Del resto, il Novecento ha legato al nuovo secolo una copiosa eredità di procedimenti formali straniami, che smorzano l’impulso a immedesimarsi con i personaggi. Lampi orizzontali di Luigi Grazioli punta per esempio sulla mobilità dell’inquadratura e sul fitto ricorso alle anacronie. Un narratore onnisciente presenta una serie di figure piuttosto banali che s’incontrano o s’incrociano in una piazza, presso l’ingresso dei giardini pubblici. Il focus della narrazione si disloca senza posa, in una sorta di deriva prospettica; il realismo minuto riecheggia i modi del modernismo primonovecentesco; le frequenti anticipazioni configurano quasi dei microromanzi, sciorinati in un tono divagante e colloquiale, a volte perfino un po’ petulante (come nelle sparse note, cavillosamente metanarrative). Ma nessuna epifania illumina il racconto.

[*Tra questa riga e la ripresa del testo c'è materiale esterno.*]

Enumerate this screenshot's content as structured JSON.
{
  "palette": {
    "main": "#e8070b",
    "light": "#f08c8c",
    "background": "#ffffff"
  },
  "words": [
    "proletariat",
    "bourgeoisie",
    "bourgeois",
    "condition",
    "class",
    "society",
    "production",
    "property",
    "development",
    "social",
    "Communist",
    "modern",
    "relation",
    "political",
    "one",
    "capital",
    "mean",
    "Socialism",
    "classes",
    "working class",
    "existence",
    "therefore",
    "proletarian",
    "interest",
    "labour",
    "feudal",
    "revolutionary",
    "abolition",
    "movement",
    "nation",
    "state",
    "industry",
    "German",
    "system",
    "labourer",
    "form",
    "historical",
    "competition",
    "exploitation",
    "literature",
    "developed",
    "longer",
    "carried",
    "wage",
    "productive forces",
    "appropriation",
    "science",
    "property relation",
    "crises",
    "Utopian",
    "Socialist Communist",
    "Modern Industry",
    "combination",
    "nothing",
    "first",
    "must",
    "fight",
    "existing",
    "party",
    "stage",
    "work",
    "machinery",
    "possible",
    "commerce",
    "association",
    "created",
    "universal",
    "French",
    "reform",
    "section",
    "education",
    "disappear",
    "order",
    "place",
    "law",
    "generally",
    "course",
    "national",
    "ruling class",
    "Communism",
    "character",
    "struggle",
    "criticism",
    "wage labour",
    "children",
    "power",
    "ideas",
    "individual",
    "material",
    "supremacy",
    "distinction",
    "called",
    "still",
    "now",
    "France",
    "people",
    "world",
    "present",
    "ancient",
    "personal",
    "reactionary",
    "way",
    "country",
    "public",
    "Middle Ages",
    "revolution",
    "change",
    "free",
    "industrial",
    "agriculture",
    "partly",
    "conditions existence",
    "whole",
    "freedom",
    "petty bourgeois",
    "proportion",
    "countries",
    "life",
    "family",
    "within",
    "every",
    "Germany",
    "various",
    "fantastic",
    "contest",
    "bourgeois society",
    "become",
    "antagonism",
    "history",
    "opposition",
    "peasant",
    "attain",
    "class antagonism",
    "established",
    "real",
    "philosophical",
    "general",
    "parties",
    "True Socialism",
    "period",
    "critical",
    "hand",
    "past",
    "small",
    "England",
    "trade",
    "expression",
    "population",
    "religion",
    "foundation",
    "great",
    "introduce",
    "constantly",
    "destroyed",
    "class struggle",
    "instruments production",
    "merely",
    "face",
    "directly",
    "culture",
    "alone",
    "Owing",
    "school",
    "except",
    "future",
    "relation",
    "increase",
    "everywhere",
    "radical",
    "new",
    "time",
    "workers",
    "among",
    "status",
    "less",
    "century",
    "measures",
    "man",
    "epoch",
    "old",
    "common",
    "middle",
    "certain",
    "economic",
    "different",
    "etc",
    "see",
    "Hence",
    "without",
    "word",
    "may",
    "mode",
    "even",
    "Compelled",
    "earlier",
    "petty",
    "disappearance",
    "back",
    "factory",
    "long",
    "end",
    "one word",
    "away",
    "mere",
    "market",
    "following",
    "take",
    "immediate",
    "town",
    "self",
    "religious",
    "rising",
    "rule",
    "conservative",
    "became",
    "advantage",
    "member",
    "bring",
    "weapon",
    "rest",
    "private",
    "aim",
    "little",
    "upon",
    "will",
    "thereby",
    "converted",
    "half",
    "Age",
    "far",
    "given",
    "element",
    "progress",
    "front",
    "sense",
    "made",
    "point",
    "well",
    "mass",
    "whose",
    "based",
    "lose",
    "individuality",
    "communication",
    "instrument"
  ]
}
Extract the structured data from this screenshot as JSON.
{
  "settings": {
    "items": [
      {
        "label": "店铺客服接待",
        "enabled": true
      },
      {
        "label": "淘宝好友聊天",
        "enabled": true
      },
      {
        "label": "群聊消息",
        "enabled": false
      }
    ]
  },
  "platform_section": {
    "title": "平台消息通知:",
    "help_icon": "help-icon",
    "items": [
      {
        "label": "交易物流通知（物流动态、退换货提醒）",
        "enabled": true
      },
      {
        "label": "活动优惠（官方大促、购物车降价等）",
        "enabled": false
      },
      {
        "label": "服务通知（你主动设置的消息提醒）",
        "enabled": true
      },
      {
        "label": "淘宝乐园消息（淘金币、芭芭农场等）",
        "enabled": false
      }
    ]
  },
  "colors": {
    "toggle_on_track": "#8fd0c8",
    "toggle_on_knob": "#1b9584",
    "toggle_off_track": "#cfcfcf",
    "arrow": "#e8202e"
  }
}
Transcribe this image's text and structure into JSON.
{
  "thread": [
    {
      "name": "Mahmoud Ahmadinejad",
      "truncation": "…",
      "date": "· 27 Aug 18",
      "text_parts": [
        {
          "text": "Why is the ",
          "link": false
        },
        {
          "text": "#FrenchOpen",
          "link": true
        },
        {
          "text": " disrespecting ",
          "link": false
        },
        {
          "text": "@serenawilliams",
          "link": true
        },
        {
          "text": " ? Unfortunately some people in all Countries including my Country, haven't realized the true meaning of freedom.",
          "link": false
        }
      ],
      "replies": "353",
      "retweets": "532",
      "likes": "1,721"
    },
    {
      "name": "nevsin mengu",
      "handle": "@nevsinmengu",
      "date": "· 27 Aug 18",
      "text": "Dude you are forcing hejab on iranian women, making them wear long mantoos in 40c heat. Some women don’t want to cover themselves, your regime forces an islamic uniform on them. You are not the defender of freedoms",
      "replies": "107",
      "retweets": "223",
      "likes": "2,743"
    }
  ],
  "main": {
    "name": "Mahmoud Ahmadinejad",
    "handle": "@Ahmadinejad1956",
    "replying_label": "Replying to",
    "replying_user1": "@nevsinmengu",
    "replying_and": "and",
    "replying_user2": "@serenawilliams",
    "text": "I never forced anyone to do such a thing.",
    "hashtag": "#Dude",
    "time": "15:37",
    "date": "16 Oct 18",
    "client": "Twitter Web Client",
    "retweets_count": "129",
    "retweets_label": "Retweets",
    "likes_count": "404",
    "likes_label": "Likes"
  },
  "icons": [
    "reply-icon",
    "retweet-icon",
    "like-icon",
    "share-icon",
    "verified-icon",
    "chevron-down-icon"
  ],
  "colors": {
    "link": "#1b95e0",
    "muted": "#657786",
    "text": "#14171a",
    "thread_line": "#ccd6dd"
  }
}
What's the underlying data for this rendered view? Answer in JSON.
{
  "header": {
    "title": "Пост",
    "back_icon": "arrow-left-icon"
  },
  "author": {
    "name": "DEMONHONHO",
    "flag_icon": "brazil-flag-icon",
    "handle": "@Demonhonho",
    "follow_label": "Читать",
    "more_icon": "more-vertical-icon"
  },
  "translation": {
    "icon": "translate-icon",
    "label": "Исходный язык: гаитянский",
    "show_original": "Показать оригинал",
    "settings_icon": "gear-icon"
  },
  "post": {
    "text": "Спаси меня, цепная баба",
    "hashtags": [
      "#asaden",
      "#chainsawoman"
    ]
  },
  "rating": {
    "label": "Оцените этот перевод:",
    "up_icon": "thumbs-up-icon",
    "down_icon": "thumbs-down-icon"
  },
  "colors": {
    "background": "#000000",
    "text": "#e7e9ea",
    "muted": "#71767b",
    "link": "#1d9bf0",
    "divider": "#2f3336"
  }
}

Due osservazioni, in calce a questi appunti di lettura. Che tante «rivelazioni» proposte dalla letteratura recente abbiano a che vedere con la corporeità (conseguenza o sintomo del post-human che caratterizzerebbe la società attuale) non mi sembra positivo: il rischio del ripiegamento, della velleità, della gratuità è assai forte a tacere del fatto che nel mondo di fuori troppe cose sconvolgono e spaventano davvero perché ci possano impressionare più di tanto le perlustrazioni della vecchia veste di Adamo (comunque dissezionata, ipostatizzata o vilipesa). Di contro, gli sforzi di rappresentazione della realtà esterna la reduplicano, più che interpretarla: o la stilizzano in trame troppo sottili. O non sottili abbastanza, forse, da inciderne la superficie.